Viktor Arnar Ingolfsson:
Ich bin erfreut, dass Du dies anschneidest. Details sind sehr charakteristisch für mein Schreiben und irgendetwas daran mag ich sehr. Es ist eine Herausforderung an Gegenstände und Umgebungen zu denken, um dann die kleinsten Details zu beschreiben, so dass der Leser oder Leserin das gleiche Bild in seinem oder ihrem Geist sehen kann. Einige Leser mögen dies langweilig finden doch andere und viele, die wieder zu einem Buch von mir greifen, mögen dies sehr. Ich selbst lese gerne Geschichten, die auf diese Weise geschrieben sind und für einen Schriftsteller ist es sinnvoll Geschichten zu schreiben, die er auch gerne lesen würde.
Literaturportal schwedenkrimi.de:
Die Buchmesse in diesem Jahr ist vorbei. Nächstes Jahr ist Island Gastland. Was erwartest Du Dir davon.
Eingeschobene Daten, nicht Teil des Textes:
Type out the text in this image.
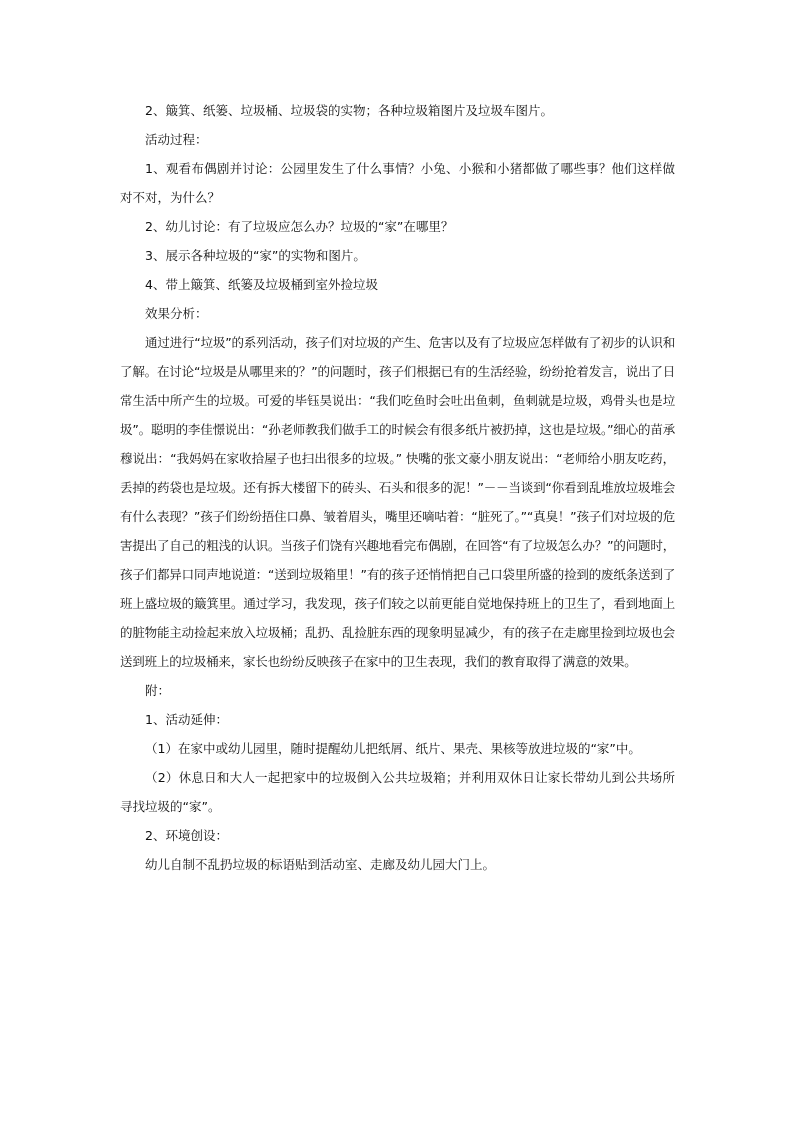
2、簸箕、纸篓、垃圾桶、垃圾袋的实物；各种垃圾箱图片及垃圾车图片。

活动过程：

1、观看布偶剧并讨论：公园里发生了什么事情？小兔、小猴和小猪都做了哪些事？他们这样做对不对，为什么？

2、幼儿讨论：有了垃圾应怎么办？垃圾的“家”在哪里？

3、展示各种垃圾的“家”的实物和图片。

4、带上簸箕、纸篓及垃圾桶到室外捡垃圾

效果分析：

通过进行“垃圾”的系列活动，孩子们对垃圾的产生、危害以及有了垃圾应怎样做有了初步的认识和了解。在讨论“垃圾是从哪里来的？”的问题时，孩子们根据已有的生活经验，纷纷抢着发言，说出了日常生活中所产生的垃圾。可爱的毕钰昊说出：“我们吃鱼时会吐出鱼刺，鱼刺就是垃圾，鸡骨头也是垃圾”。聪明的李佳憬说出：“孙老师教我们做手工的时候会有很多纸片被扔掉，这也是垃圾。”细心的苗承穆说出：“我妈妈在家收拾屋子也扫出很多的垃圾。” 快嘴的张文豪小朋友说出：“老师给小朋友吃药，丢掉的药袋也是垃圾。还有拆大楼留下的砖头、石头和很多的泥！”－－当谈到“你看到乱堆放垃圾堆会有什么表现？”孩子们纷纷捂住口鼻、皱着眉头，嘴里还嘀咕着：“脏死了。”“真臭！”孩子们对垃圾的危害提出了自己的粗浅的认识。当孩子们饶有兴趣地看完布偶剧，在回答“有了垃圾怎么办？”的问题时，孩子们都异口同声地说道：“送到垃圾箱里！”有的孩子还悄悄把自己口袋里所盛的捡到的废纸条送到了班上盛垃圾的簸箕里。通过学习，我发现，孩子们较之以前更能自觉地保持班上的卫生了，看到地面上的脏物能主动捡起来放入垃圾桶；乱扔、乱捡脏东西的现象明显减少，有的孩子在走廊里捡到垃圾也会送到班上的垃圾桶来，家长也纷纷反映孩子在家中的卫生表现，我们的教育取得了满意的效果。

附：

1、活动延伸：

（1）在家中或幼儿园里，随时提醒幼儿把纸屑、纸片、果壳、果核等放进垃圾的“家”中。

（2）休息日和大人一起把家中的垃圾倒入公共垃圾箱；并利用双休日让家长带幼儿到公共场所寻找垃圾的“家”。

2、环境创设：

幼儿自制不乱扔垃圾的标语贴到活动室、走廊及幼儿园大门上。
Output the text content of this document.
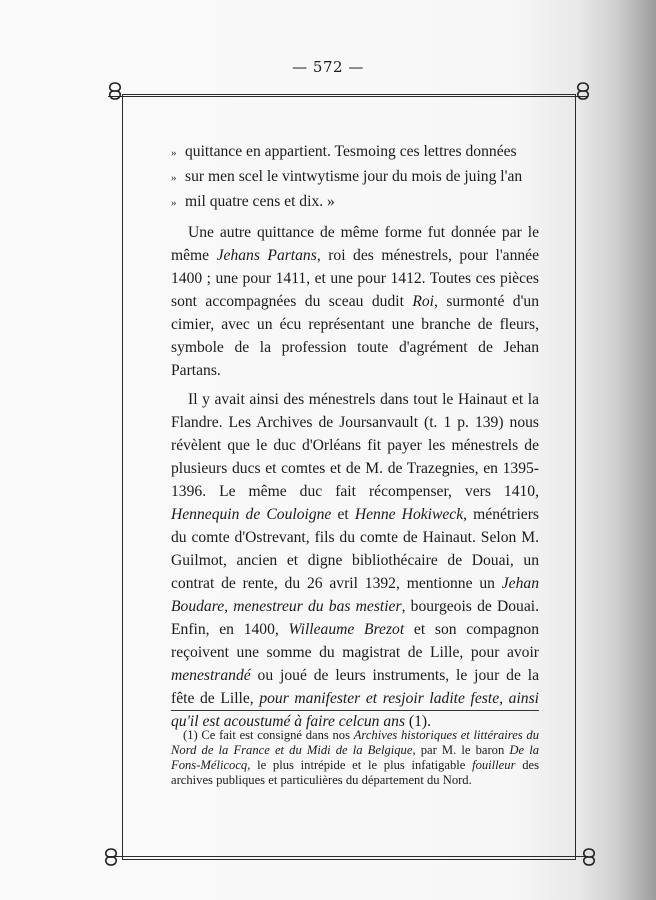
— 572 —

» quittance en appartient. Tesmoing ces lettres données
» sur men scel le vintwytisme jour du mois de juing l'an
» mil quatre cens et dix. »

Une autre quittance de même forme fut donnée par le même Jehans Partans, roi des ménestrels, pour l'année 1400 ; une pour 1411, et une pour 1412. Toutes ces pièces sont accompagnées du sceau dudit Roi, surmonté d'un cimier, avec un écu représentant une branche de fleurs, symbole de la profession toute d'agrément de Jehan Partans.

Il y avait ainsi des ménestrels dans tout le Hainaut et la Flandre. Les Archives de Joursanvault (t. 1 p. 139) nous révèlent que le duc d'Orléans fit payer les ménestrels de plusieurs ducs et comtes et de M. de Trazegnies, en 1395-1396. Le même duc fait récompenser, vers 1410, Hennequin de Couloigne et Henne Hokiweck, ménétriers du comte d'Ostrevant, fils du comte de Hainaut. Selon M. Guilmot, ancien et digne bibliothécaire de Douai, un contrat de rente, du 26 avril 1392, mentionne un Jehan Boudare, menestreur du bas mestier, bourgeois de Douai. Enfin, en 1400, Willeaume Brezot et son compagnon reçoivent une somme du magistrat de Lille, pour avoir menestrandé ou joué de leurs instruments, le jour de la fête de Lille, pour manifester et resjoir ladite feste, ainsi qu'il est acoustumé à faire celcun ans (1).

(1) Ce fait est consigné dans nos Archives historiques et littéraires du Nord de la France et du Midi de la Belgique, par M. le baron De la Fons-Mélicocq, le plus intrépide et le plus infatigable fouilleur des archives publiques et particulières du département du Nord.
Wirst Du in Frankfurt dabei sein evt. mit einem neuen Buch?
Viktor Arnar Ingolfsson:
Frankfurt 2011 ist im Begriff eine sehr wichtige Bühne für die isländischen Autoren und Autorinnen, Künstler und für die isländische Bevölkerung im allgemeinen zu werden. Das nationale Selbstwertgefühl war nach dem Finanzkollaps sehr gering. Frankfurt 2011 wird die Chance sein, um zu zeigen, dass Island nicht nur aus bankrotten Finanzorganisationen und aus Vulkanen, die Flugverbote verursachen besteht sondern auch leistungsfähige, kreative und talentierte Menschen besitzt, die viel zu zeigen und zu erzählen haben. Ich hoffe, dass ich selbst auch eine Rolle in Frankfurt spielen werde. Ich habe zwar kein neues Buch zum Veröffentlichen aber ich werde die Angelegenheit mit meinen Verleger diskutieren. Ich arbeite stetig an meinen Deutschkenntnissen, so dass ich in der Lage bin, am Programm teilzunehmen oder wenigstens ein Bier ordentlich an der Theke zu bestellen.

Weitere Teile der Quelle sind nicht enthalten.